The U.S. Centers for Disease Control and Prevention in the fall reported that beginning in April 2020 the proportion of mental health-related visits to emergency rooms among children aged 5-11 and 12-17 increased 24 percent and 31 percent, respectively, compared with 2019.
The findings implied, according to the CDC, that “monitoring indicators of children’s mental health, promoting coping and resilience, and expanding access to services to support children’s mental health are critical during the COVID-19 pandemic.”
Although mental health needs in schools and school-age kids have been present for generations and increasingly prioritized, UI associate professor of special education Allison Bruhn affirmed the pandemic “really exacerbated the mental health issues across the continuum.”
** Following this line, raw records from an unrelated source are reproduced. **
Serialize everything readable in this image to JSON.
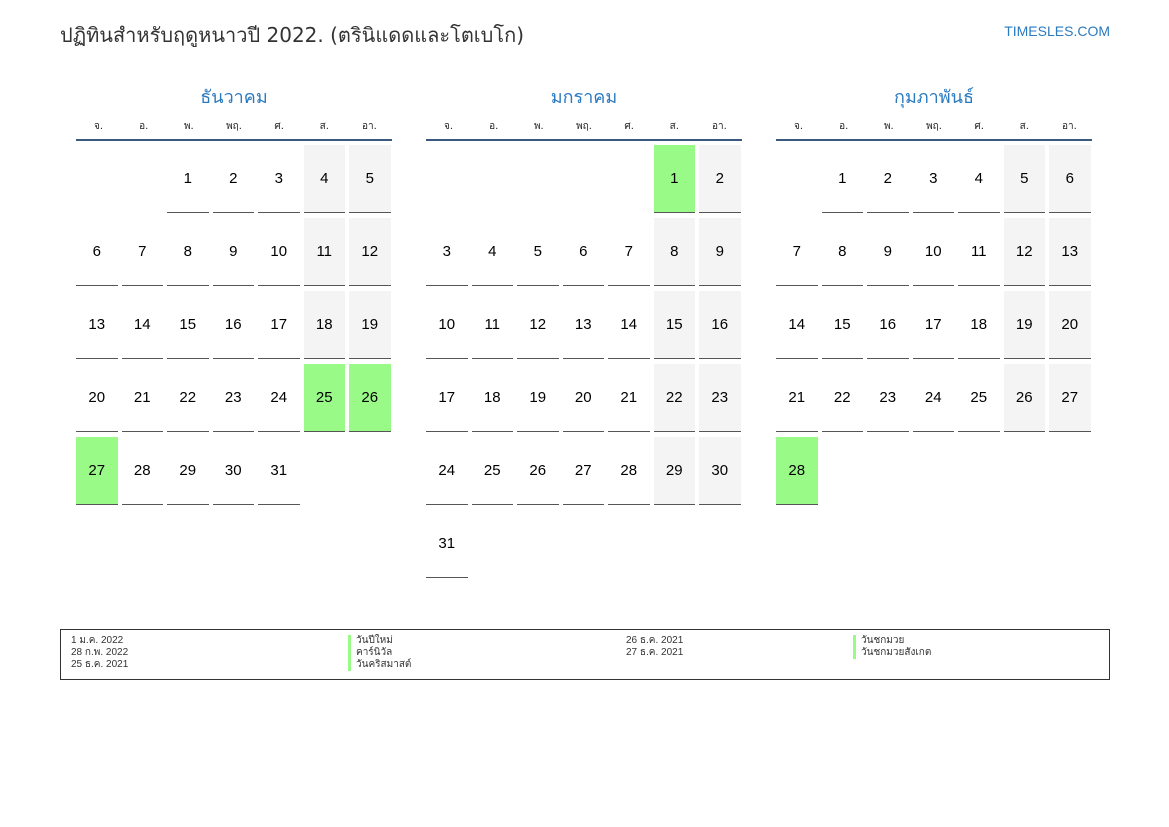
{
  "header": {
    "title": "ปฏิทินสำหรับฤดูหนาวปี 2022. (ตรินิแดดและโตเบโก)",
    "site": "TIMESLES.COM"
  },
  "weekdays": [
    "จ.",
    "อ.",
    "พ.",
    "พฤ.",
    "ศ.",
    "ส.",
    "อา."
  ],
  "colors": {
    "accent": "#2a7ac0",
    "holiday": "#99fa88",
    "weekend": "#f4f4f4"
  },
  "months": [
    {
      "name": "ธันวาคม",
      "first_weekday_index": 2,
      "days": 31,
      "holidays": [
        25,
        26,
        27
      ]
    },
    {
      "name": "มกราคม",
      "first_weekday_index": 5,
      "days": 31,
      "holidays": [
        1
      ]
    },
    {
      "name": "กุมภาพันธ์",
      "first_weekday_index": 1,
      "days": 28,
      "holidays": [
        28
      ]
    }
  ],
  "legend": [
    {
      "date": "1 ม.ค. 2022",
      "name": "วันปีใหม่"
    },
    {
      "date": "28 ก.พ. 2022",
      "name": "คาร์นิวัล"
    },
    {
      "date": "25 ธ.ค. 2021",
      "name": "วันคริสมาสต์"
    },
    {
      "date": "26 ธ.ค. 2021",
      "name": "วันชกมวย"
    },
    {
      "date": "27 ธ.ค. 2021",
      "name": "วันชกมวยสังเกต"
    }
  ]
}
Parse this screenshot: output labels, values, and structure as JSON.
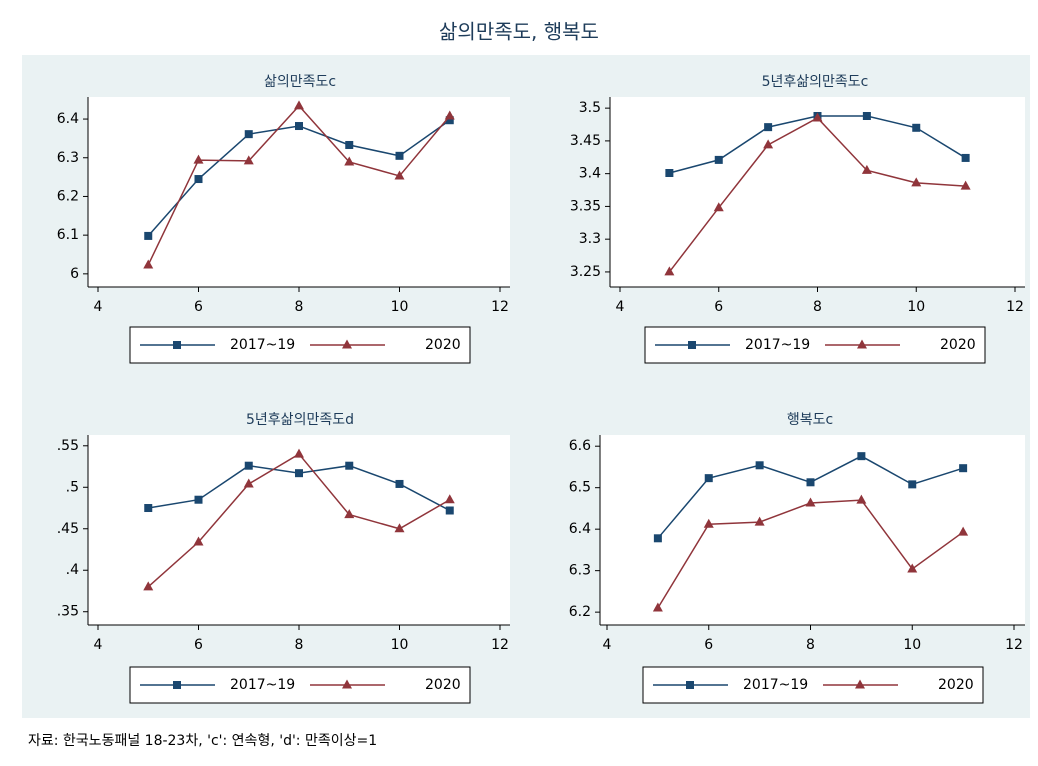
{
  "title": "삶의만족도, 행복도",
  "note": "자료: 한국노동패널 18-23차, 'c': 연속형, 'd': 만족이상=1",
  "chart_data": [
    {
      "type": "line",
      "title": "삶의만족도c",
      "x": [
        5,
        6,
        7,
        8,
        9,
        10,
        11
      ],
      "series": [
        {
          "name": "2017~19",
          "color": "#1a476f",
          "marker": "square",
          "values": [
            6.098,
            6.245,
            6.361,
            6.382,
            6.333,
            6.305,
            6.397
          ]
        },
        {
          "name": "2020",
          "color": "#90353b",
          "marker": "triangle",
          "values": [
            6.023,
            6.294,
            6.292,
            6.434,
            6.289,
            6.253,
            6.408
          ]
        }
      ],
      "xlim": [
        4,
        12
      ],
      "xticks": [
        4,
        6,
        8,
        10,
        12
      ],
      "ylim": [
        5.966,
        6.457
      ],
      "yticks": [
        6,
        6.1,
        6.2,
        6.3,
        6.4
      ],
      "grid": false,
      "legend": "bottom"
    },
    {
      "type": "line",
      "title": "5년후삶의만족도c",
      "x": [
        5,
        6,
        7,
        8,
        9,
        10,
        11
      ],
      "series": [
        {
          "name": "2017~19",
          "color": "#1a476f",
          "marker": "square",
          "values": [
            3.401,
            3.421,
            3.471,
            3.488,
            3.488,
            3.47,
            3.424
          ]
        },
        {
          "name": "2020",
          "color": "#90353b",
          "marker": "triangle",
          "values": [
            3.25,
            3.348,
            3.444,
            3.485,
            3.405,
            3.386,
            3.381
          ]
        }
      ],
      "xlim": [
        4,
        12
      ],
      "xticks": [
        4,
        6,
        8,
        10,
        12
      ],
      "ylim": [
        3.227,
        3.517
      ],
      "yticks": [
        3.25,
        3.3,
        3.35,
        3.4,
        3.45,
        3.5
      ],
      "grid": false,
      "legend": "bottom"
    },
    {
      "type": "line",
      "title": "5년후삶의만족도d",
      "x": [
        5,
        6,
        7,
        8,
        9,
        10,
        11
      ],
      "series": [
        {
          "name": "2017~19",
          "color": "#1a476f",
          "marker": "square",
          "values": [
            0.475,
            0.485,
            0.526,
            0.517,
            0.526,
            0.504,
            0.472
          ]
        },
        {
          "name": "2020",
          "color": "#90353b",
          "marker": "triangle",
          "values": [
            0.38,
            0.434,
            0.504,
            0.54,
            0.467,
            0.45,
            0.485
          ]
        }
      ],
      "xlim": [
        4,
        12
      ],
      "xticks": [
        4,
        6,
        8,
        10,
        12
      ],
      "ylim": [
        0.334,
        0.563
      ],
      "yticks": [
        {
          "value": 0.35,
          "label": ".35"
        },
        {
          "value": 0.4,
          "label": ".4"
        },
        {
          "value": 0.45,
          "label": ".45"
        },
        {
          "value": 0.5,
          "label": ".5"
        },
        {
          "value": 0.55,
          "label": ".55"
        }
      ],
      "grid": false,
      "legend": "bottom"
    },
    {
      "type": "line",
      "title": "행복도c",
      "x": [
        5,
        6,
        7,
        8,
        9,
        10,
        11
      ],
      "series": [
        {
          "name": "2017~19",
          "color": "#1a476f",
          "marker": "square",
          "values": [
            6.378,
            6.523,
            6.554,
            6.513,
            6.576,
            6.508,
            6.547
          ]
        },
        {
          "name": "2020",
          "color": "#90353b",
          "marker": "triangle",
          "values": [
            6.21,
            6.412,
            6.417,
            6.463,
            6.47,
            6.304,
            6.393
          ]
        }
      ],
      "xlim": [
        4,
        12
      ],
      "xticks": [
        4,
        6,
        8,
        10,
        12
      ],
      "ylim": [
        6.169,
        6.627
      ],
      "yticks": [
        6.2,
        6.3,
        6.4,
        6.5,
        6.6
      ],
      "grid": false,
      "legend": "bottom"
    }
  ]
}
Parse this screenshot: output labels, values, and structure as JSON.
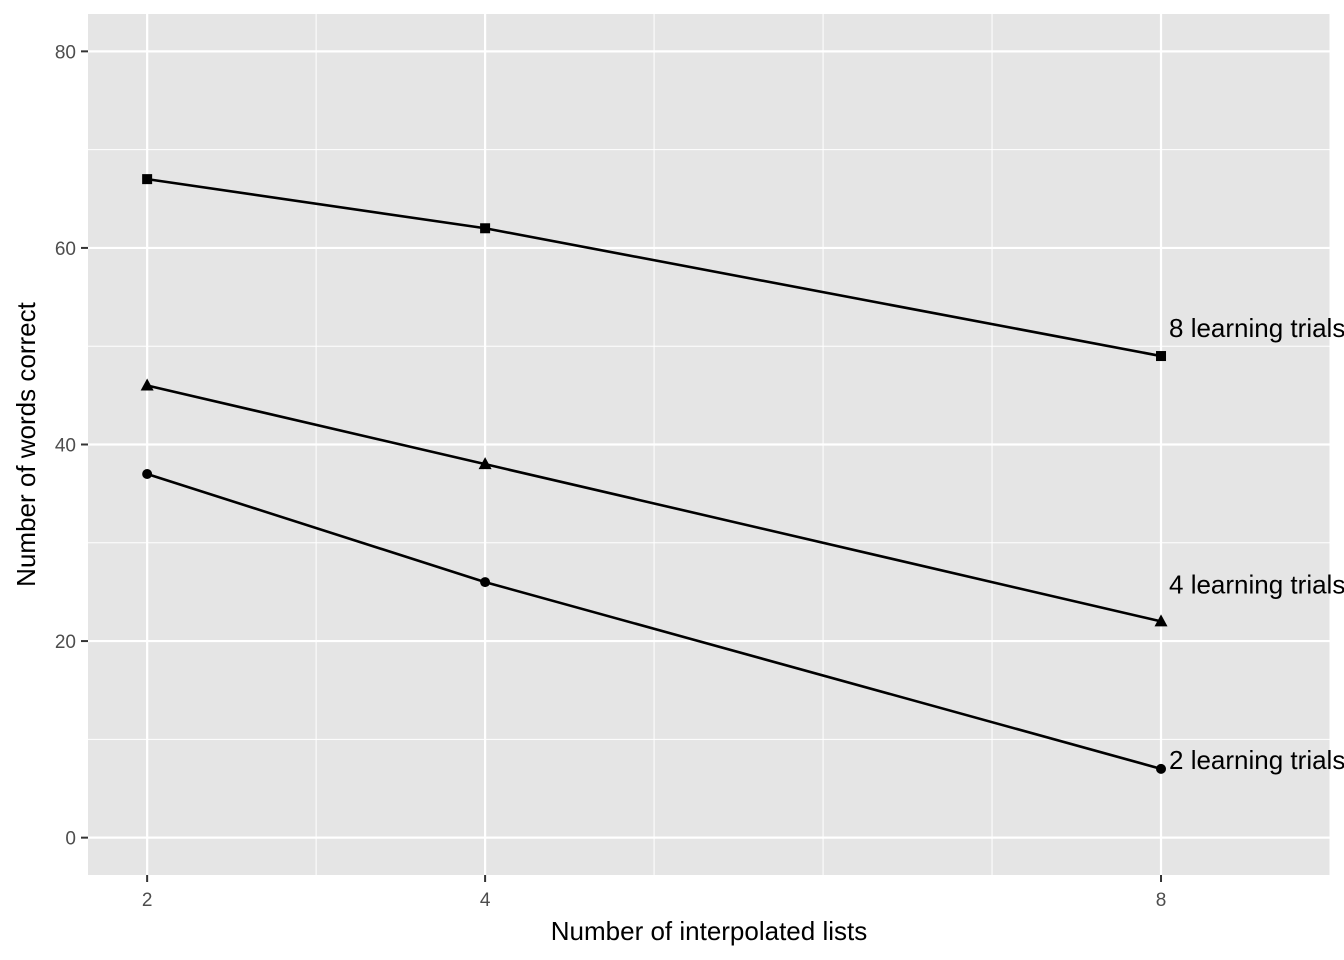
{
  "chart_data": {
    "type": "line",
    "title": "",
    "xlabel": "Number of interpolated lists",
    "ylabel": "Number of words correct",
    "x": [
      2,
      4,
      8
    ],
    "xlim": [
      1.65,
      9.0
    ],
    "ylim": [
      -3.8,
      83.8
    ],
    "x_ticks": [
      2,
      4,
      8
    ],
    "y_ticks": [
      0,
      20,
      40,
      60,
      80
    ],
    "x_minor_gridlines": [
      3,
      5,
      6,
      7,
      9
    ],
    "y_minor_gridlines": [
      10,
      30,
      50,
      70
    ],
    "grid": true,
    "legend": "none",
    "series": [
      {
        "name": "8 learning trials",
        "marker": "square",
        "values": [
          67,
          62,
          49
        ]
      },
      {
        "name": "4 learning trials",
        "marker": "triangle",
        "values": [
          46,
          38,
          22
        ]
      },
      {
        "name": "2 learning trials",
        "marker": "circle",
        "values": [
          37,
          26,
          7
        ]
      }
    ],
    "colors": {
      "panel": "#e5e5e5",
      "grid": "#ffffff",
      "line": "#000000",
      "tick_text": "#4d4d4d",
      "tick_mark": "#333333"
    }
  }
}
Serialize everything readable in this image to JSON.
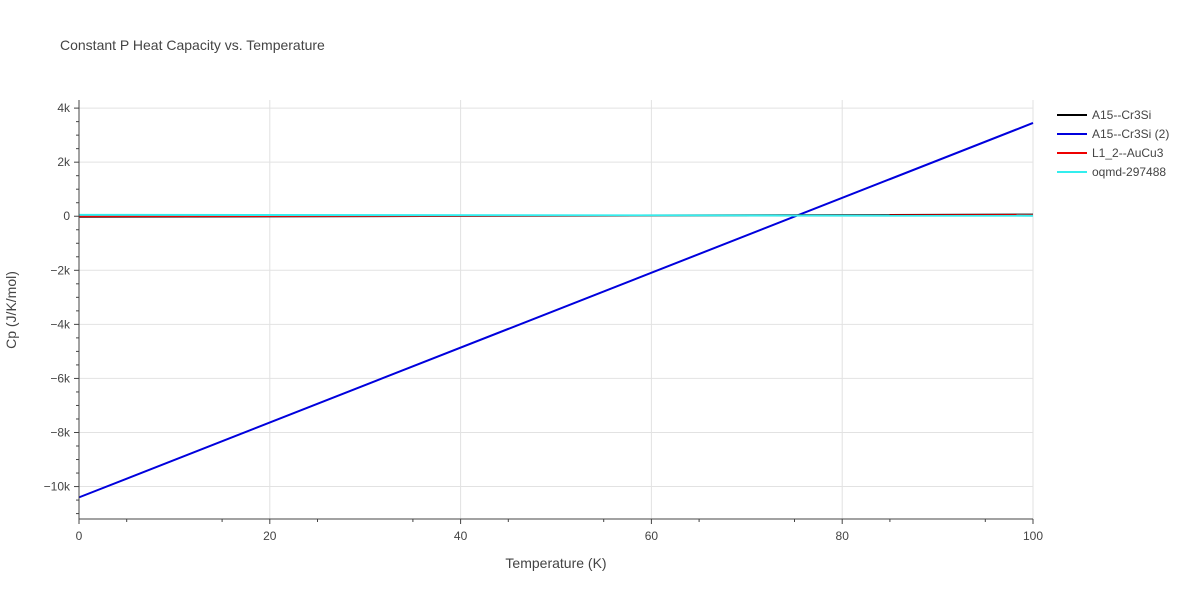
{
  "chart_data": {
    "type": "line",
    "title": "Constant P Heat Capacity vs. Temperature",
    "xlabel": "Temperature (K)",
    "ylabel": "Cp (J/K/mol)",
    "xlim": [
      0,
      100
    ],
    "ylim": [
      -11200,
      4300
    ],
    "grid": true,
    "legend_position": "top-right",
    "x_ticks": [
      0,
      20,
      40,
      60,
      80,
      100
    ],
    "x_tick_labels": [
      "0",
      "20",
      "40",
      "60",
      "80",
      "100"
    ],
    "y_ticks": [
      -10000,
      -8000,
      -6000,
      -4000,
      -2000,
      0,
      2000,
      4000
    ],
    "y_tick_labels": [
      "−10k",
      "−8k",
      "−6k",
      "−4k",
      "−2k",
      "0",
      "2k",
      "4k"
    ],
    "series": [
      {
        "name": "A15--Cr3Si",
        "color": "#000000",
        "x": [
          0,
          100
        ],
        "y": [
          -20,
          60
        ]
      },
      {
        "name": "A15--Cr3Si (2)",
        "color": "#0000dd",
        "x": [
          0,
          100
        ],
        "y": [
          -10400,
          3450
        ]
      },
      {
        "name": "L1_2--AuCu3",
        "color": "#ee0000",
        "x": [
          0,
          100
        ],
        "y": [
          0,
          40
        ]
      },
      {
        "name": "oqmd-297488",
        "color": "#33eeee",
        "x": [
          0,
          100
        ],
        "y": [
          50,
          20
        ]
      }
    ]
  }
}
“And so I think that the money and the investment in this is particularly timely,” Bruhn told The Gazette.
As a researcher, Bruhn cited findings after Hurricane Katrina that children developed long-term needs following the disaster.
“Students were exposed to the death of a family member or family members, food deprivation, social isolation, relocation, parents lost jobs,” she said. “All of those things that are super stressful and that lead to significant emotional and behavioral needs in children. And that persisted for a couple of years.”
And so while there is need now, Bruhn said, “We can anticipate that there could be longer-term effects from what we’ve seen over the course of the year.”
To that end, Bruhn said, this $20 million investment is just the beginning and leaders aim to pursue other funding avenues down the road for the center — which will involve collaboration from the UI colleges of education, medicine, public health and liberal arts and sciences.
“We have a lot of expertise across our college, as well as the university, and so we see this as an ongoing long-term effort,” she said, noting specific faculty will be associated with the center. “But it’s also possible that we will be hiring people to come in for specific roles.”